Having completed high school in 2014, Namujju decided to join St Elizabeth Vocational Institute, Mengo, where she pursued a six-month course in fashion and design. After completing her course, she was advised to join the Social Innovation Academy, Mpigi District.
“This institute trains disadvantaged youth to become job creators and social entrepreneurs with the ability to turn challenges into solutions. It is here that I developed the idea of transforming plastic waste into fashion labels,” she explains.
The institute gave her a sewing machine and startup capital of Shs50, 000. Today, Namujju owns more than 10 sewing machines and has about 25 trainees.
Future of fashion
Numujju explains that sustainability has now become synonymous with fashion and eco fashion is the way to go.
“It is important to re-evaluate our purpose and what we can give to the world through our creatity. Opportunities lie in the resources we have and it is our duty to make the best out of them.
You do not have to spend money on new materials to create products, you can create something from dead-stock materials such as sugar bags which everyone think are a waste product.

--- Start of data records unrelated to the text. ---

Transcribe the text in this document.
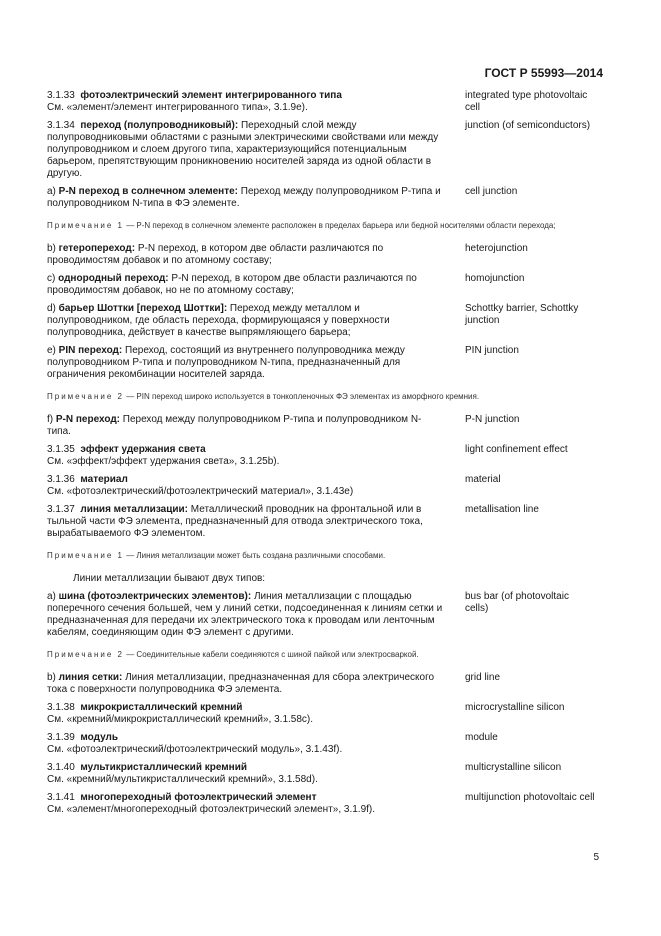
ГОСТ Р 55993—2014
3.1.33 фотоэлектрический элемент интегрированного типа
См. «элемент/элемент интегрированного типа», 3.1.9е).
integrated type photovoltaic cell
3.1.34 переход (полупроводниковый): Переходный слой между полупроводниковыми областями с разными электрическими свойствами или между полупроводником и слоем другого типа, характеризующийся потенциальным барьером, препятствующим проникновению носителей заряда из одной области в другую.
junction (of semiconductors)
а) Р-N переход в солнечном элементе: Переход между полупроводником P-типа и полупроводником N-типа в ФЭ элементе.
cell junction
Примечание 1 — Р-N переход в солнечном элементе расположен в пределах барьера или бедной носителями области перехода;
b) гетеропереход: Р-N переход, в котором две области различаются по проводимостям добавок и по атомному составу;
heterojunction
c) однородный переход: Р-N переход, в котором две области различаются по проводимостям добавок, но не по атомному составу;
homojunction
d) барьер Шоттки [переход Шоттки]: Переход между металлом и полупроводником, где область перехода, формирующаяся у поверхности полупроводника, действует в качестве выпрямляющего барьера;
Schottky barrier, Schottky junction
e) PIN переход: Переход, состоящий из внутреннего полупроводника между полупроводником Р-типа и полупроводником N-типа, предназначенный для ограничения рекомбинации носителей заряда.
PIN junction
Примечание 2 — PIN переход широко используется в тонкопленочных ФЭ элементах из аморфного кремния.
f) Р-N переход: Переход между полупроводником Р-типа и полупроводником N-типа.
P-N junction
3.1.35 эффект удержания света
См. «эффект/эффект удержания света», 3.1.25b).
light confinement effect
3.1.36 материал
См. «фотоэлектрический/фотоэлектрический материал», 3.1.43е)
material
3.1.37 линия металлизации: Металлический проводник на фронтальной или в тыльной части ФЭ элемента, предназначенный для отвода электрического тока, вырабатываемого ФЭ элементом.
metallisation line
Примечание 1 — Линия металлизации может быть создана различными способами.
Линии металлизации бывают двух типов:
а) шина (фотоэлектрических элементов): Линия металлизации с площадью поперечного сечения большей, чем у линий сетки, подсоединенная к линиям сетки и предназначенная для передачи их электрического тока к проводам или ленточным кабелям, соединяющим один ФЭ элемент с другими.
bus bar (of photovoltaic cells)
Примечание 2 — Соединительные кабели соединяются с шиной пайкой или электросваркой.
b) линия сетки: Линия металлизации, предназначенная для сбора электрического тока с поверхности полупроводника ФЭ элемента.
grid line
3.1.38 микрокристаллический кремний
См. «кремний/микрокристаллический кремний», 3.1.58с).
microcrystalline silicon
3.1.39 модуль
См. «фотоэлектрический/фотоэлектрический модуль», 3.1.43f).
module
3.1.40 мультикристаллический кремний
См. «кремний/мультикристаллический кремний», 3.1.58d).
multicrystalline silicon
3.1.41 многопереходный фотоэлектрический элемент
См. «элемент/многопереходный фотоэлектрический элемент», 3.1.9f).
multijunction photovoltaic cell
5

It is high time to start looking at Eco fashion because it is unique and protects the environment.
‘“African designers have to be innovative and resourceful when it comes to creating collections,” she says.
Process and market
Cement bags are collected from different construction sites and waste sites such as Kitezi. Once waste materials are collected, they are washed, dried and then packed. From Mpigi District, these are transported to a production centre based in Maya. It is here that they blend it with African fabric. It is cut into small patterns depending on the product ordered by clients. The cut outs are then sewn into the up cycled waste.
Namujju believes awareness and celebrity endorsement of eco-friendly fashion products would go a long way in boosting the local market. The introduction of any sustainable fashion products into the market through a celebrity triggers the purchase by the customers.
Sustainable fashion products are considered trendy. The principles of reducing, reusing and recycling may be applied on eco-fashion products, chiefly apparel. Instead of buying new products each season, one can modify an old one to create something new or mix and match the products bought earlier to create an interesting combination. The help of a stylist can be sought.